Franchising in India is at a very nascent stage. However, the industry is still growing with an annual growth rate of 30% with a market size of USD 7.2 billion. Amongst all the other advantages of buying a franchise, the most attractive offer that it gives to a prospective franchisee is its proven track record of success and the ease of becoming a business owner.
Due to the slightly higher success rate of franchise-owned businesses, aspiring entrepreneurs choose franchise-based companies and collaborate with them. However, it’s important for every prospective franchisee to consider some do’s and don’ts while buying a franchise.
Some Do’s before You Buy a Franchise
- Conduct Research about the Franchise before Investing: Before investing your precious money, it must be your first and foremost concern to conduct a thorough research about the company. There are different types of franchise and franchisors; not every franchise will be the one for you. Research about the brand and look for something that would be beneficial for you.
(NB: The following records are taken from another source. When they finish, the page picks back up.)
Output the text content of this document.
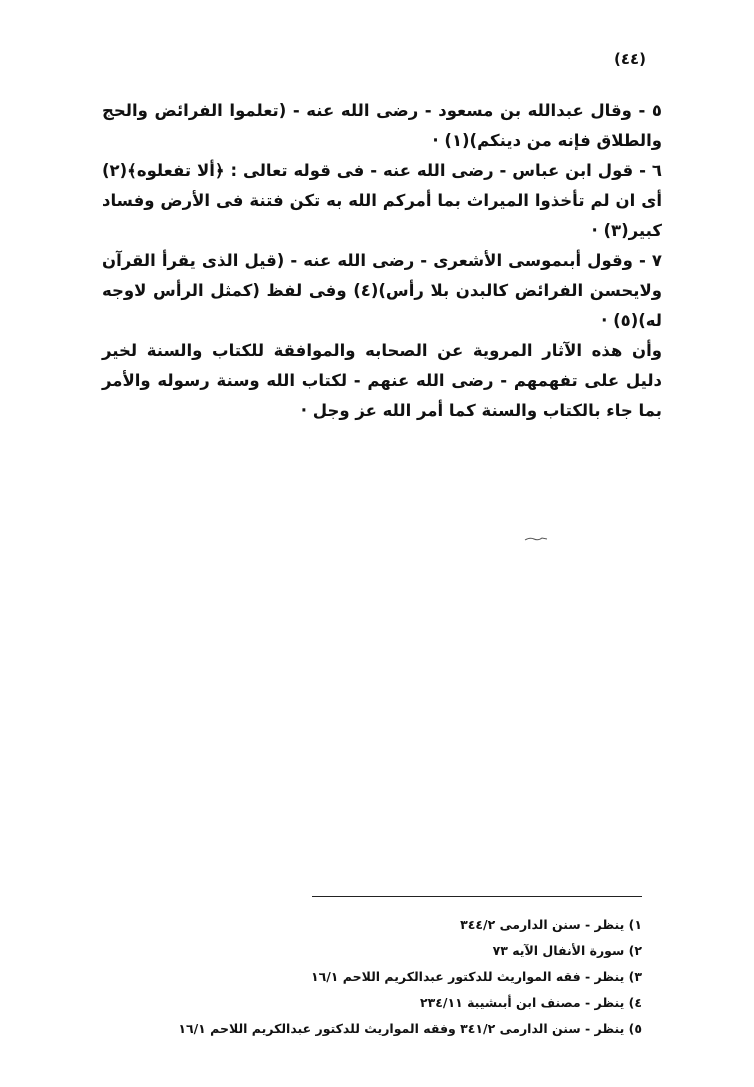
(٤٤)

٥ - وقال عبدالله بن مسعود - رضى الله عنه - (تعلموا الفرائض والحج والطلاق فإنه من دينكم)(١) ·

٦ - قول ابن عباس - رضى الله عنه - فى قوله تعالى : ﴿ألا تفعلوه﴾(٢) أى ان لم تأخذوا الميراث بما أمركم الله به تكن فتنة فى الأرض وفساد كبير(٣) ·

٧ - وقول أبىموسى الأشعرى - رضى الله عنه - (قيل الذى يقرأ القرآن ولايحسن الفرائض كالبدن بلا رأس)(٤) وفى لفظ (كمثل الرأس لاوجه له)(٥) ·

وأن هذه الآثار المروية عن الصحابه والموافقة للكتاب والسنة لخير دليل على تفهمهم - رضى الله عنهم - لكتاب الله وسنة رسوله والأمر بما جاء بالكتاب والسنة كما أمر الله عز وجل ·

١) ينظر - سنن الدارمى ٣٤٤/٢

٢) سورة الأنفال الآيه ٧٣

٣) ينظر - فقه المواريث للدكتور عبدالكريم اللاحم ١٦/١

٤) ينظر - مصنف ابن أبىشيبة ٢٣٤/١١

٥) ينظر - سنن الدارمى ٣٤١/٢ وفقه المواريث للدكتور عبدالكريم اللاحم ١٦/١
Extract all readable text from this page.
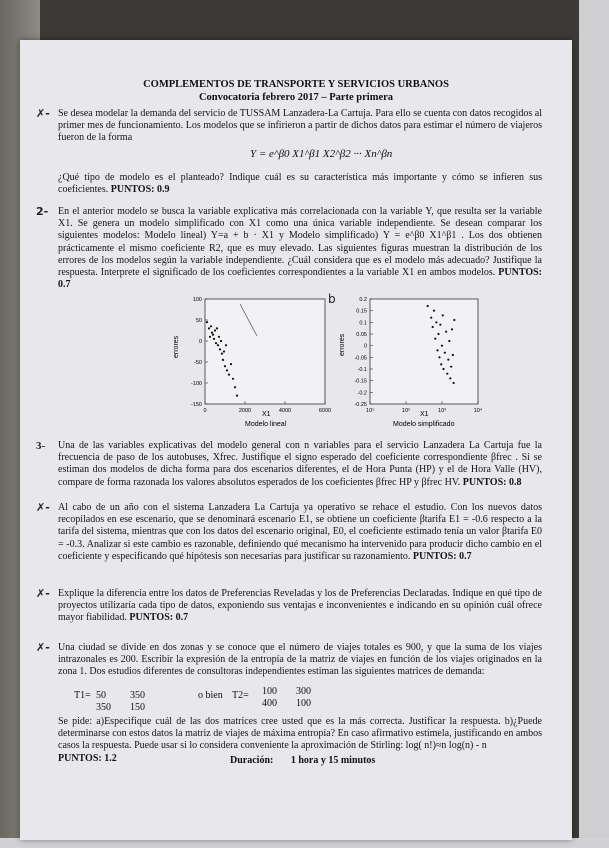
COMPLEMENTOS DE TRANSPORTE Y SERVICIOS URBANOS
Convocatoria febrero 2017 – Parte primera
✗- Se desea modelar la demanda del servicio de TUSSAM Lanzadera-La Cartuja. Para ello se cuenta con datos recogidos al primer mes de funcionamiento. Los modelos que se infirieron a partir de dichos datos para estimar el número de viajeros fueron de la forma
Y = e^β0 X1^β1 X2^β2 ··· Xn^βn
¿Qué tipo de modelo es el planteado? Indique cuál es su característica más importante y cómo se infieren sus coeficientes. PUNTOS: 0.9
2- En el anterior modelo se busca la variable explicativa más correlacionada con la variable Y, que resulta ser la variable X1. Se genera un modelo simplificado con X1 como una única variable independiente. Se desean comparar los siguientes modelos: Modelo lineal) Y=a + b · X1 y Modelo simplificado) Y = e^β0 X1^β1 . Los dos obtienen prácticamente el mismo coeficiente R2, que es muy elevado. Las siguientes figuras muestran la distribución de los errores de los modelos según la variable independiente. ¿Cuál considera que es el modelo más adecuado? Justifique la respuesta. Interprete el significado de los coeficientes correspondientes a la variable X1 en ambos modelos. PUNTOS: 0.7
errores
X1
Modelo lineal
100
50
0
-50
-100
-150
0	2000	4000	6000
b
errores
X1
Modelo simplificado
0.2
0.15
0.1
0.05
0
-0.05
-0.1
-0.15
-0.2
-0.25
10¹	10²	10³	10⁴
3- Una de las variables explicativas del modelo general con n variables para el servicio Lanzadera La Cartuja fue la frecuencia de paso de los autobuses, Xfrec. Justifique el signo esperado del coeficiente correspondiente βfrec . Si se estiman dos modelos de dicha forma para dos escenarios diferentes, el de Hora Punta (HP) y el de Hora Valle (HV), compare de forma razonada los valores absolutos esperados de los coeficientes βfrec HP y βfrec HV. PUNTOS: 0.8
✗- Al cabo de un año con el sistema Lanzadera La Cartuja ya operativo se rehace el estudio. Con los nuevos datos recopilados en ese escenario, que se denominará escenario E1, se obtiene un coeficiente βtarifa E1 = -0.6 respecto a la tarifa del sistema, mientras que con los datos del escenario original, E0, el coeficiente estimado tenía un valor βtarifa E0 = -0.3. Analizar si este cambio es razonable, definiendo qué mecanismo ha intervenido para producir dicho cambio en el coeficiente y especificando qué hipótesis son necesarias para justificar su razonamiento. PUNTOS: 0.7
✗- Explique la diferencia entre los datos de Preferencias Reveladas y los de Preferencias Declaradas. Indique en qué tipo de proyectos utilizaría cada tipo de datos, exponiendo sus ventajas e inconvenientes e indicando en su opinión cuál ofrece mayor fiabilidad. PUNTOS: 0.7
✗- Una ciudad se divide en dos zonas y se conoce que el número de viajes totales es 900, y que la suma de los viajes intrazonales es 200. Escribir la expresión de la entropía de la matriz de viajes en función de los viajes originados en la zona 1. Dos estudios diferentes de consultoras independientes estiman las siguientes matrices de demanda:
T1= 50 350
350 150
o bien T2= 100 300
400 100
Se pide: a)Especifique cuál de las dos matrices cree usted que es la más correcta. Justificar la respuesta. b)¿Puede determinarse con estos datos la matriz de viajes de máxima entropía? En caso afirmativo estímela, justificando en ambos casos la respuesta. Puede usar si lo considera conveniente la aproximación de Stirling: log( n!)≈n log(n) - n
PUNTOS: 1.2	Duración: 1 hora y 15 minutos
After doing a thorough research about the brands, pick the one that offers you additional support and resources that you need.
- Take Advantage of the Franchisor’s Resources: Once you choose a brand that suits your requirements and provides you with advantages and additional support, it’s time to take reap the benefits of that support. You can utilise the support that is being provided by the franchise. The proper utilisation of those resources should be one of the top priorities when it comes to being a franchisee. This way, you could bring productivity into the business.
Some Don’ts before Buying a Franchise
- Don’t Fool Your Franchisor in any way: The relationship between a franchisor and a franchisee should be laid on the foundation of truth and loyalty. Both the franchisor and the franchisee work as a team to achieve their respective goals together. So, there should not be any scope for ambiguity of any kind. Franchisors often help the franchisee in setting up the business – majorly financial support. So, in cases where you can afford to invest from your own side, don’t overburden the franchisor and don’t lie to them. It not only violates the relationship of the franchisor and franchisee, but also can ruin your image in the industry, which you cannot afford.
- Don’t Invest Every Penny in Establishing the Business: It’s important to note that a business constantly requires extra money so that it can be used in buying essential things such as inventory. While planning to become a franchisee, it’s essential to save some extra amount for the financial situation, apart from the franchising fees and initial investment.
Also, there is not a fixed time period in which a business might taste the success, so it’s better to keep a backup for the worst case scenario.